Fandom: So, what plans do you have for the regular Tomb Raider book?

Jurgens: To me, the most important aspect of Tomb Raider is to continue to make Lara interesting as a character. What I want to do is spend a little more time examining her feelings about Chase Carver. One of the things that we've stated is that she had a relationship with him back in their younger days in which this guy was just an irascible jerk and at the same time, she obviously had feelings for him. We play with that a little bit. I think that we can assume, whereas, back then, Chase was the dominant person in the relationship, now the dominant person by far is Lara and she calls the shoots. I also want to play around with what her parents meant to her, particularly her mother. In the first four-part story, we touched on the idea that she went and found the Medusa Mask for a man who once coveted her mother when she was younger and had a sculptor make an incredible one-of-its-kind music box featuring Lara's mother as a ballerina in the center. That's what Lara found. She found this incredibly priceless object and traded it to that person just for this music box. That I think certainly communicates something of her thoughts for her mother and I want to play with that a little more because the death of her parents is what has made her independent as well. Also realizing, 'My parents lived as safe as they could and still died young, so I might as well do what I can to have a good time.' The other thing that I should mention though and something that I think people are really going to get jazzed about is a 38-page special I've written that Joe Jusko is painting. Anyone who just saw the latest issue of Tomb Raider, I think it was number seven, that had the Jusko painted cover on it, it was just a gorgeous cover on it. It won't be long and people will be able to get 38 pages of that kind of quality. I think it's really a nice story and I have every anticipation that Joe is going to do his usual job and blow everyone's doors off.

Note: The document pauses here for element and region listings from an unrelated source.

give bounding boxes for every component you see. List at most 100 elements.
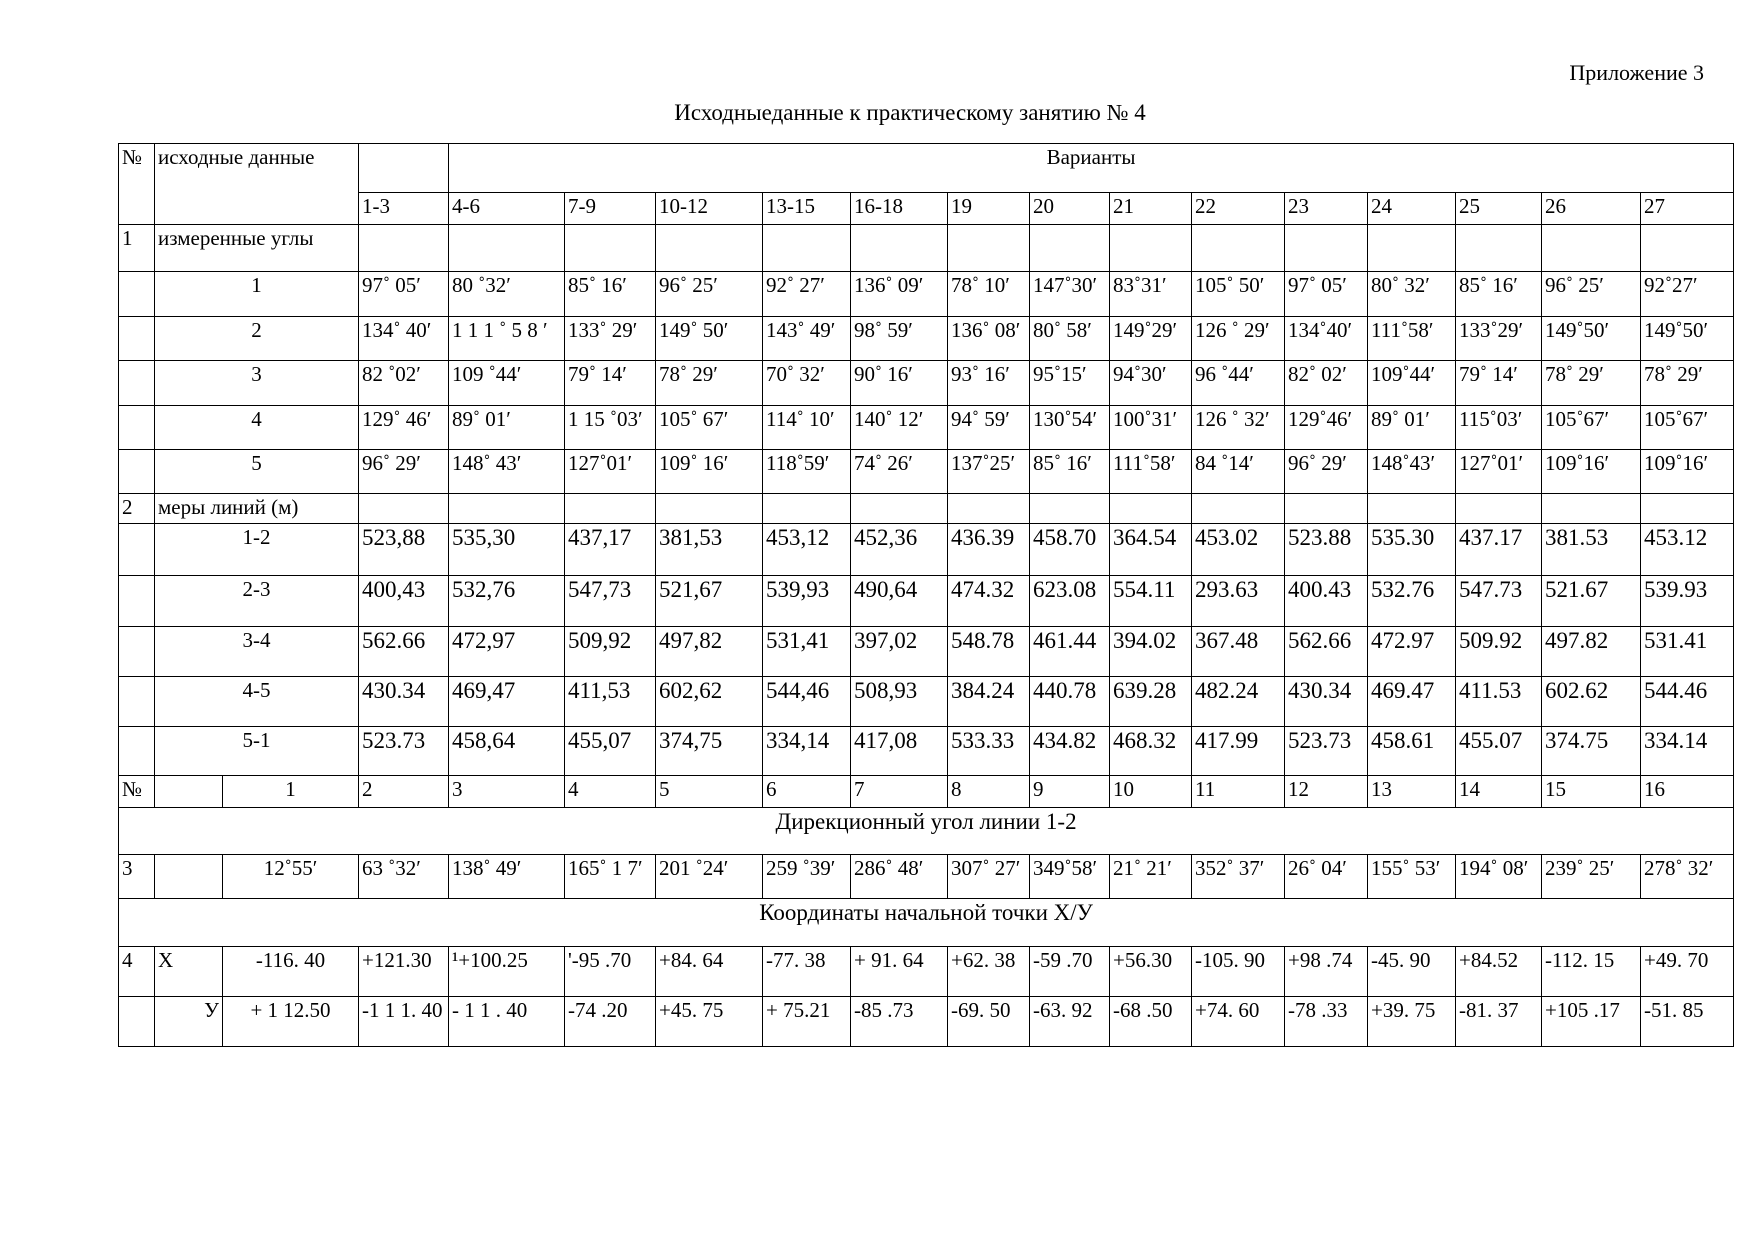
value-cell: 547.73: [1455, 575, 1542, 627]
row-label: 2: [154, 316, 359, 361]
empty-cell: [564, 493, 656, 524]
empty-cell: [118, 726, 155, 776]
value-cell: 458.61: [1367, 726, 1456, 776]
table-row: 3 82 ˚02′ 109 ˚44′ 79˚ 14′ 78˚ 29′ 70˚ 32′ 90˚…: [118, 360, 1735, 406]
value-cell: 535.30: [1367, 523, 1456, 576]
value-cell: +84.52: [1455, 946, 1542, 997]
value-cell: 148˚43′: [1367, 449, 1456, 494]
value-cell: 70˚ 32′: [762, 360, 851, 406]
value-cell: 352˚ 37′: [1191, 854, 1285, 899]
value-cell: 133˚29′: [1455, 316, 1542, 361]
value-cell: + 75.21: [762, 996, 851, 1047]
value-cell: 293.63: [1191, 575, 1285, 627]
index-cell: 14: [1455, 775, 1542, 808]
value-cell: 126 ˚ 32′: [1191, 405, 1285, 450]
value-cell: 367.48: [1191, 626, 1285, 677]
value-cell: 286˚ 48′: [850, 854, 948, 899]
table-row: Координаты начальной точки Х/У: [117, 898, 1735, 947]
value-cell: 26˚ 04′: [1284, 854, 1368, 899]
empty-cell: [118, 676, 155, 727]
value-cell: 532.76: [1367, 575, 1456, 627]
value-cell: +84. 64: [655, 946, 763, 997]
value-cell: -59 .70: [1029, 946, 1110, 997]
value-cell: 623.08: [1029, 575, 1110, 627]
empty-cell: [1541, 493, 1641, 524]
row-label: 5-1: [154, 726, 359, 776]
variant-header: 27: [1639, 192, 1735, 225]
value-cell: 78˚ 29′: [1541, 360, 1641, 406]
value-cell: -51. 85: [1639, 996, 1735, 1047]
empty-cell: [118, 449, 155, 494]
value-cell: +56.30: [1109, 946, 1192, 997]
value-cell: 92˚ 27′: [762, 271, 851, 317]
empty-cell: [850, 224, 948, 272]
value-cell: 523.73: [358, 726, 449, 776]
value-cell: 149˚50′: [1639, 316, 1735, 361]
value-cell: 523,88: [358, 523, 449, 576]
variant-header: 20: [1029, 192, 1110, 225]
empty-cell: [947, 493, 1030, 524]
index-cell: 8: [947, 775, 1030, 808]
section-number: 2: [118, 493, 155, 524]
value-cell: 79˚ 14′: [564, 360, 656, 406]
empty-cell: [1109, 224, 1192, 272]
value-cell: 94˚ 59′: [947, 405, 1030, 450]
value-cell: -81. 37: [1455, 996, 1542, 1047]
value-cell: 364.54: [1109, 523, 1192, 576]
value-cell: 109˚16′: [1639, 449, 1735, 494]
empty-cell: [1455, 224, 1542, 272]
table-row: 1-2 523,88 535,30 437,17 381,53 453,12 452,36 4…: [118, 523, 1735, 576]
value-cell: 114˚ 10′: [762, 405, 851, 450]
value-cell: 381,53: [655, 523, 763, 576]
empty-cell: [118, 360, 155, 406]
variant-header: 7-9: [564, 192, 656, 225]
row-label: 2-3: [154, 575, 359, 627]
empty-cell: [850, 493, 948, 524]
value-cell: 539,93: [762, 575, 851, 627]
section-label: измеренные углы: [154, 224, 359, 272]
row-label: 4: [154, 405, 359, 450]
value-cell: 374.75: [1541, 726, 1641, 776]
value-cell: 85˚ 16′: [1029, 449, 1110, 494]
table-row: 2 134˚ 40′ 1 1 1 ˚ 5 8 ′ 133˚ 29′ 149˚ 50′ 14…: [118, 316, 1735, 361]
value-cell: 118˚59′: [762, 449, 851, 494]
value-cell: 417.99: [1191, 726, 1285, 776]
variant-header: 24: [1367, 192, 1456, 225]
table-row: 5-1 523.73 458,64 455,07 374,75 334,14 417,08 5…: [118, 726, 1735, 776]
empty-cell: [1639, 224, 1735, 272]
index-cell: 16: [1639, 775, 1735, 808]
section-number: 1: [118, 224, 155, 272]
value-cell: 472,97: [448, 626, 565, 677]
value-cell: 539.93: [1639, 575, 1735, 627]
value-cell: 149˚50′: [1541, 316, 1641, 361]
value-cell: -1 1 1. 40: [358, 996, 449, 1047]
empty-cell: [358, 493, 449, 524]
empty-cell: [448, 224, 565, 272]
value-cell: 97˚ 05′: [1284, 271, 1368, 317]
value-cell: 394.02: [1109, 626, 1192, 677]
value-cell: 458,64: [448, 726, 565, 776]
variant-header: 21: [1109, 192, 1192, 225]
variant-header: 4-6: [448, 192, 565, 225]
value-cell: 89˚ 01′: [448, 405, 565, 450]
row-label: 5: [154, 449, 359, 494]
value-cell: 96˚ 25′: [1541, 271, 1641, 317]
empty-cell: [1109, 493, 1192, 524]
value-cell: 602,62: [655, 676, 763, 727]
value-cell: 437,17: [564, 523, 656, 576]
value-cell: 201 ˚24′: [655, 854, 763, 899]
value-cell: 1 15 ˚03′: [564, 405, 656, 450]
table-row: 3-4 562.66 472,97 509,92 497,82 531,41 397,02 5…: [118, 626, 1735, 677]
value-cell: -77. 38: [762, 946, 851, 997]
value-cell: 490,64: [850, 575, 948, 627]
value-cell: 523.73: [1284, 726, 1368, 776]
index-cell: 4: [564, 775, 656, 808]
empty-cell: [1029, 224, 1110, 272]
row-label: 1: [154, 271, 359, 317]
table-row: 1 97˚ 05′ 80 ˚32′ 85˚ 16′ 96˚ 25′ 92˚ 27′ 136˚…: [118, 271, 1735, 317]
index-cell: 9: [1029, 775, 1110, 808]
value-cell: 105˚67′: [1639, 405, 1735, 450]
table-row: № исходные данные Варианты: [118, 143, 1735, 225]
index-cell: 7: [850, 775, 948, 808]
value-cell: 98˚ 59′: [850, 316, 948, 361]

Fandom: When will that be coming out?

Jurgens: I think we're trying to have that out in November of this year which would be on the anniversary of the launch of the regular series itself. Whether or not we make it, (laughs) I don't know. Joe's working on it, but we'll see if we get it there.

Fandom: What has been the fan response to the regular Tomb Raider comic?

Jurgens: I did a show in late April at a convention and it was, I think the first one I had done since more than just an issue was out or something like that. And I was stunned at the amount of people who came up and made it quite clear that they read Tomb Raider and not a lot else. Clearly, we have a bit of a different audience and a lot of them are female. I was also surprised at that and happy to see that there are a lot of female readers that we have. Typically, if I make a convention appearance, considering my workload now which is Thor, Cap, and Aquaman on one side, I'm going to get a lot of the Marvel/DC junkie-types and a lot of the hard-core superhero readers. I'd look up and see a lot of young woman or girls in line who are there because of Tomb Raider. I was telling people at the Cow this and I think they agreed that clearly we've found a different audience than I am reaching or dealing with on the normal books.

Fandom: That must be very gratifying.

Jurgens: Oh yeah, I'm always one of those who says any level of success anybody has in this industry is a good thing for us all. I always applaud it. If we can manage to find a couple more people out there who generally don't pick up a comic, that's nothing but a good thing. The one other thing that I would mention in terms of the origin story itself is that it's going to be something that every Lara fan is going to want to get there hands on one way or other. In addition to that, it opens up in the mountains and the here and now and tells the story through flashbacks. It also flashes back to that incident that was the plane clash that she survived that was in the mountains, so it's kind of one those full-circle kind of things that becomes more important to understanding her character.